In Jeff’s hands, the thing was a marvel. He nailed one fly after another, grinning like a marksman who had found his true calling.

My Turn
Naturally, I had to try.
But here’s the thing: I have never fired a gun in my life. Not a rifle, not a pistol, not even a BB gun. My experience with weapons begins and ends with fly swatters.
So when Jeff handed me this plastic rifle, I fumbled. Pumping the handle felt awkward. Finding the safety latch was confusing. The moment I raised it, everyone instinctively ducked for cover.

I fired. I missed—completely. The fly lived to feast another day.
What I felt wasn’t just embarrassment. It was a deeper sense of being out of step with the world. Somewhere along the line, humanity had moved from swatters and sticky strips to rifles with fiber-optic sights—and I had missed the memo.

Reflections
I come from a simpler time. A time when dealing with flies meant a quick smack with a swatter, or maybe hanging one of those sticky traps from the ceiling. Watching Jeff run a one-man air-defense system over a plate of hors d’oeuvres left me amused, amazed, and slightly unsettled.
It was a reminder of how the ordinary shifts beneath our feet. One day you’re swatting flies. The next, your host is deploying a salt-powered shotgun between sips of Chardonnay.
Final Thought

So yes, I’ve now seen the other NBA in action—the National Bug-A-Salt Association. And if you plan to unleash one of these rifles at a cocktail party, I have one piece of advice:
Warn your guests first.
Otherwise, prepare for shock, awe… and maybe just a little salt in the cheese.

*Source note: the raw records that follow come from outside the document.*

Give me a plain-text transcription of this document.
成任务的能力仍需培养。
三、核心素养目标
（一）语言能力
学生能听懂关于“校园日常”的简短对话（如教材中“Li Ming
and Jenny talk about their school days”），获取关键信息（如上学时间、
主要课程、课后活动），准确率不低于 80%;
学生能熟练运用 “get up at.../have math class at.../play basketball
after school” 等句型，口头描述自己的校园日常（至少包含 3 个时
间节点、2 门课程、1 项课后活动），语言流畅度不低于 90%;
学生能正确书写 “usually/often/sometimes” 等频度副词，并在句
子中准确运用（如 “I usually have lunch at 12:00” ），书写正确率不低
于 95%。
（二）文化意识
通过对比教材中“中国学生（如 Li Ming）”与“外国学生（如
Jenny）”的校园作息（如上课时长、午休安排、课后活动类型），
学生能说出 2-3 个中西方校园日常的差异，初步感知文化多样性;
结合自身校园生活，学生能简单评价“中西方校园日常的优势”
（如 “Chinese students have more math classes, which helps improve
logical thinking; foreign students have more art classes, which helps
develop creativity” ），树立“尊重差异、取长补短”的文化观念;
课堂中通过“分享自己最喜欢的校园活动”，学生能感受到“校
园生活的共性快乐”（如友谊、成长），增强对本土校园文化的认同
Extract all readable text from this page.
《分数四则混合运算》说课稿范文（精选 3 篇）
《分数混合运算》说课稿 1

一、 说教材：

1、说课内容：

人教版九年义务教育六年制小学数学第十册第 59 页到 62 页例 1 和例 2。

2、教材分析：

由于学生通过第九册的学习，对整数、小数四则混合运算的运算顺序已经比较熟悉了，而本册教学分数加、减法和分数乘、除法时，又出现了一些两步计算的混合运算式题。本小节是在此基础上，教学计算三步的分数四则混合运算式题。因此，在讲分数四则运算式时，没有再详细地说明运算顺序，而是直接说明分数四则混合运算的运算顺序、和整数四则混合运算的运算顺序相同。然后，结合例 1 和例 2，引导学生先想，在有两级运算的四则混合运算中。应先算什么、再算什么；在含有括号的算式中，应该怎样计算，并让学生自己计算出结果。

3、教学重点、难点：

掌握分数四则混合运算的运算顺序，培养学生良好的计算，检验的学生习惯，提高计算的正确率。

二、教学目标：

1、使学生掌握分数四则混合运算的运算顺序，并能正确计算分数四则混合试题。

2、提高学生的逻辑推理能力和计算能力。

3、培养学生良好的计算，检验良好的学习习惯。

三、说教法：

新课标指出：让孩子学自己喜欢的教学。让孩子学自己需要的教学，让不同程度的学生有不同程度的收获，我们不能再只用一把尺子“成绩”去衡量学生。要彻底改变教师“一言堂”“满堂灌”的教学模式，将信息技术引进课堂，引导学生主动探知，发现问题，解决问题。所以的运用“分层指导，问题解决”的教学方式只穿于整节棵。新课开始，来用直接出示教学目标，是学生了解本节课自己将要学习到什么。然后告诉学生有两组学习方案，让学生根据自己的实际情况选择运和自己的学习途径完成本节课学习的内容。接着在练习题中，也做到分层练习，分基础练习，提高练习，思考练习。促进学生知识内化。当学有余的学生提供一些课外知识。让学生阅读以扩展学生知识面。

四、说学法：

Where was that when I lived on the prairies? Where can they be purchased?
Amazon. $50.
Hi Neil,
Interesting invention. Salt that kills flies.
Here we are bothered with wasps, or yellow jackets-esp. they know when you are dining on the patio.
Last week at my art group of “The Other Group of 7”-we dine out in nice weather and show our paintings there was “one” wasp flying around-bugging us. A dish of whole cloves was put out, low and behold, he never came back. That may be easier for you to try-but i don’t know if its for flies. We don’t get many here-close to the ocean. I don’t know if thats the reason. Let us know if you try our method, and see if it works. Good luck! Also peppermint is good-but its an oil, so it can get quite messy. I once used it for pavement ants, and it did work. Thanks for all your blogs, We really like getting them. Keep them up, please.